You’ve just finished weeding your garden bed and are planning to order mulch, but you look back at the wake of your weeding in horror. Little black tufts of landscape fabric stick out of the ground everywhere. The score is: weeds 10 pts, weed block fabric 0. Now you’re faced with the question, “Should I remove landscape fabric?” Continue reading for tips on removing old landscape fabric.
Why Should I Remove Landscape Fabric?
There are valid reasons for getting rid of landscape fabric or avoiding its use altogether. First off, does landscape fabric degrade? Yes! Over time, landscape fabric can deteriorate, leaving holes that weeds grow through. Torn bits and wrinkles of degraded landscape fabric can make even a newly mulched bed look shabby. In addition to deterioration, the breakdown of mulch, plant debris, and other materials that blow into landscape beds can form a layer of compost on top of the weed block fabric.
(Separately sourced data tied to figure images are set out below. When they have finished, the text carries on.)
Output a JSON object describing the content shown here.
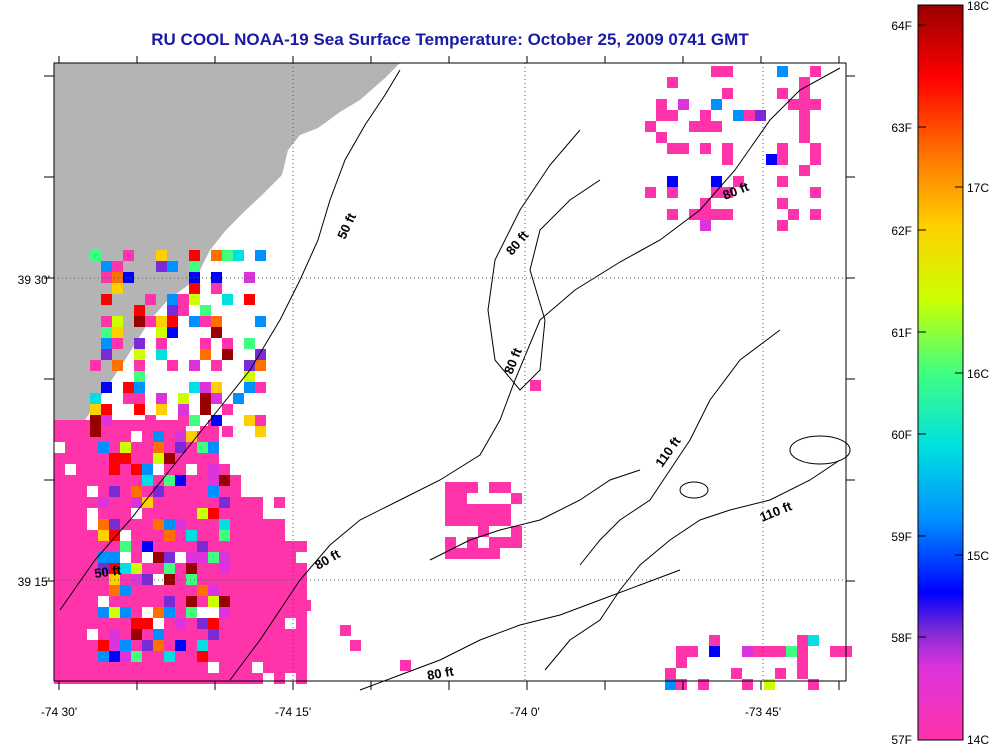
{
  "title": "RU COOL  NOAA-19  Sea Surface Temperature:  October 25, 2009 0741 GMT",
  "axes": {
    "x_ticks": [
      "-74 30'",
      "-74 15'",
      "-74 0'",
      "-73 45'"
    ],
    "y_ticks": [
      "39 30'",
      "39 15'"
    ]
  },
  "contour_labels": [
    "50 ft",
    "50 ft",
    "80 ft",
    "80 ft",
    "80 ft",
    "80 ft",
    "80 ft",
    "110 ft",
    "110 ft"
  ],
  "colorbar": {
    "fahrenheit": [
      "64F",
      "63F",
      "62F",
      "61F",
      "60F",
      "59F",
      "58F",
      "57F"
    ],
    "celsius": [
      "18C",
      "17C",
      "16C",
      "15C",
      "14C"
    ]
  },
  "colors": {
    "title": "#1a1aa6",
    "land": "#b4b4b4",
    "sst_min": "#ff33aa",
    "sst_max": "#990000"
  }
}
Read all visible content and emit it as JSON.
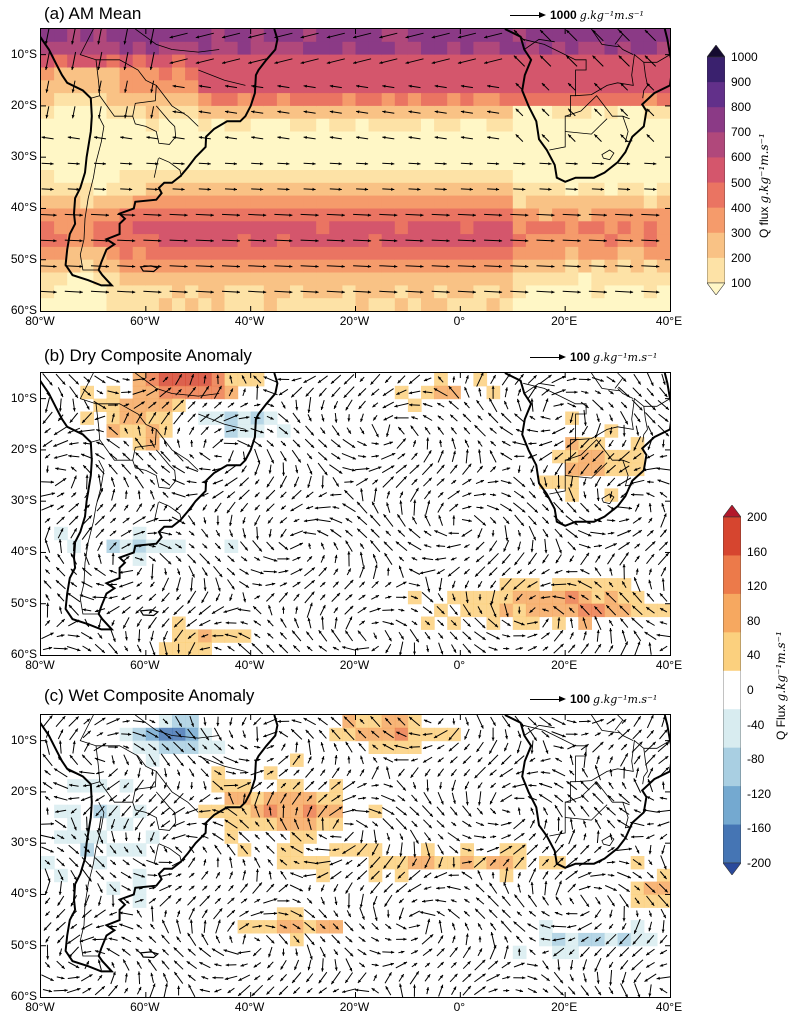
{
  "panels": [
    {
      "title": "(a) AM Mean",
      "ref_value": "1000",
      "ref_units": "g.kg⁻¹m.s⁻¹",
      "kind": "mean"
    },
    {
      "title": "(b) Dry Composite Anomaly",
      "ref_value": "100",
      "ref_units": "g.kg⁻¹m.s⁻¹",
      "kind": "dry"
    },
    {
      "title": "(c) Wet Composite Anomaly",
      "ref_value": "100",
      "ref_units": "g.kg⁻¹m.s⁻¹",
      "kind": "wet"
    }
  ],
  "lat_labels": [
    "10°S",
    "20°S",
    "30°S",
    "40°S",
    "50°S",
    "60°S"
  ],
  "lon_labels": [
    "80°W",
    "60°W",
    "40°W",
    "20°W",
    "0°",
    "20°E",
    "40°E"
  ],
  "colorbar_mean": {
    "label": "Q flux",
    "units": "g.kg⁻¹m.s⁻¹",
    "ticks": [
      "1000",
      "900",
      "800",
      "700",
      "600",
      "500",
      "400",
      "300",
      "200",
      "100"
    ],
    "colors": [
      "#fff7c6",
      "#fde2a6",
      "#f9c285",
      "#f59b6b",
      "#ea7462",
      "#d4566c",
      "#b0487b",
      "#8b3a86",
      "#62308a",
      "#3a216e",
      "#150b30"
    ]
  },
  "colorbar_anom": {
    "label": "Q Flux",
    "units": "g.kg⁻¹m.s⁻¹",
    "ticks": [
      "200",
      "160",
      "120",
      "80",
      "40",
      "0",
      "-40",
      "-80",
      "-120",
      "-160",
      "-200"
    ],
    "colors": [
      "#b2182b",
      "#d6452f",
      "#ec7a4a",
      "#f6a860",
      "#fbd07e",
      "#ffffff",
      "#d8ecf0",
      "#a9cfe2",
      "#74a9d0",
      "#4575b4",
      "#2a4a9c"
    ]
  }
}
Weeds can take root in this layer of compost and, as they grow, these roots can poke down through the fabric to reach the soil below. Cheap landscape fabric can tear when first installed. As you can imagine, if it tears easily, it's not very effective against strong weeds that poke up through the soil and then the fabric. Thick landscape contractor weed block fabric is much more effective at keeping weeds from poking through. However, this high-quality landscape fabric is costly, and sediment still develops on top of it after a while. If you have a plastic landscape weed block, it should be removed as soon as possible. While plastic landscape fabric does kill the weeds below, it also kills the soil and any beneficial insects or worms by literally suffocating them. Soil needs oxygen to properly absorb and drain water. What little water is able to make it under the plastic weed block will generally just pool up from the lack of air pockets in the compacted soil below. Most landscapes do not have plastic weed blocks anymore, but you may come across them in old landscapes.
How to Get Rid of Landscape Fabric
Removing old landscape fabric is no easy task. Rock or mulch must be moved away to get to the fabric below it. I find it is easiest to do this in sections. Clear a section of rock or mulch, then pull up landscape fabric and cut it off with scissors or a utility knife. If you choose to lay new fabric, use only top-quality landscape fabric. Pin down the new fabric tightly, with no wrinkles, and then recover the area with rock or mulch. Continue removing rock or mulch, tearing out fabric, relaying fabric (if you choose to), and covering it back up with rock or mulch until all the sections of your landscape beds are done. Be especially careful when pulling up landscape fabric around existing plants. Plant roots may have grown through the old landscape fabric. Without harming these roots, do your best to carefully cut away any bits of fabric around the plants.